The Ghost Writer isn't perfect. It has the distinct feeling of having been cut down from something fattier (the novel, one supposes). Sometimes that's good, but in this case one almost wants the added flavor of the fat, metaphorically speaking. I was left satisfied but still thinking a few deeper insights into the characters might have been nice. In the end it only serves to whet my appetite for the novel, which I hadn't ever considered reading, but now I might, if only to feel like I got a full meal.


Movie Review: Atonement

Starring: James McAvoy, Keira Knightly, Saorsie Ronan
Directed By: Joe Wright
Written By: Ian McEwan (novel), Christopher Hampton (screenplay)
Universal, 2007 (limited release)
R; 123 minutes
2 stars (out of 5)


I realize I'm really late on this one. I recall trying to read an Ian McEwan novel--can't remember which--some years ago and being bored to tears within a handful of pages. So I didn't finish it and I never tried another. This one fact should have tipped me off about this movie, but it was so widely well received, I felt it deserved a chance. So one night when my husband was traveling, I watched Atonement via Vudu.

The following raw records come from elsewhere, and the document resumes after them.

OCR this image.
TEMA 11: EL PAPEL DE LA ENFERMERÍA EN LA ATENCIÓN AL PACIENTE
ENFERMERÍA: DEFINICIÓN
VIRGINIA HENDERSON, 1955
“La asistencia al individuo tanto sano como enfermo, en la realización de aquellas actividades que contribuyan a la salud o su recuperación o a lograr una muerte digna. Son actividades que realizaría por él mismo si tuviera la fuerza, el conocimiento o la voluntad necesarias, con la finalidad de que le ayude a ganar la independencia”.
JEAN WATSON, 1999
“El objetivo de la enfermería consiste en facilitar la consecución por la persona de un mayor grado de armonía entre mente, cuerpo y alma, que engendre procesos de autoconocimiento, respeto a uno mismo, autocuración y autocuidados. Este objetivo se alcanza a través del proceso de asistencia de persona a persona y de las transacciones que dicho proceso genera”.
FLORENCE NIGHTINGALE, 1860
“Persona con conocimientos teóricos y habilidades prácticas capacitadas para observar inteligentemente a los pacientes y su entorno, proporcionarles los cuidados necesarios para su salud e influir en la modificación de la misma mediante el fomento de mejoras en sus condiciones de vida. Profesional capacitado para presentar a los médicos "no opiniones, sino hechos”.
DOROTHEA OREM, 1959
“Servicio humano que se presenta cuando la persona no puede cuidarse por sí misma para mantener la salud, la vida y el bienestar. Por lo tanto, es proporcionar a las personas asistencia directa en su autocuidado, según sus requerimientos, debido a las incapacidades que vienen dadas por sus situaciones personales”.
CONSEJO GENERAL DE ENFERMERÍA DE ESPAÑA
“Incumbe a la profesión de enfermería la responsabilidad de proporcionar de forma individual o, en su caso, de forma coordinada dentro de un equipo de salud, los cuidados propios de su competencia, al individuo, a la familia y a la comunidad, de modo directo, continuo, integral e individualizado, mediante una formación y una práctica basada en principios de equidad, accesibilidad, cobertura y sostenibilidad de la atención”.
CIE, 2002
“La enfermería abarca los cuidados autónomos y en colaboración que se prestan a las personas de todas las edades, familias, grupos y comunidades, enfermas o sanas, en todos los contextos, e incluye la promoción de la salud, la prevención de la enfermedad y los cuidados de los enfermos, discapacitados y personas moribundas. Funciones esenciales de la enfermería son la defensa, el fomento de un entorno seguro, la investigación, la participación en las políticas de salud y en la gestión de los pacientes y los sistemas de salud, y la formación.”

It was a waste of time, for me at least. The characters I might have liked or at least found interesting didn't get enough screen time or development. And the chief characters were difficult to like or care about. At the end of it all, I felt like I'd just watched a two-hour movie about a bunch of British people falling into various bodies of water. And I understand that water is recognized by literati as the token symbol of baptism and being washed clean, etc., but honest to God, talk about overkill. If it had been a pie-in-the-face comedy routine, there would have been a dozen pies and the audience would have stopped laughing long before it was finished. As it was, the movie is a drama/tragedy sort of thing, so it's both a downer and--with all that water--a drowner.

The catalytic moment in the story relies heavily on both coincidence and poor decision making. Several people must make a series of bad choices to get to the point where the main character finds she must atone(!) for what she's done and what has befallen the other characters. It's something of a stretch, and not even that compelling. By the time I got to what's supposed to be the Big Twist, I really didn't care any more.

Anyway, I can't look at James McAvoy and not think, Mr. Tumnus! I think I could have liked him in the film if I could've brought myself to care. Maybe something vital was left on the cutting room floor. Maybe the book really is better. Not that it would take much.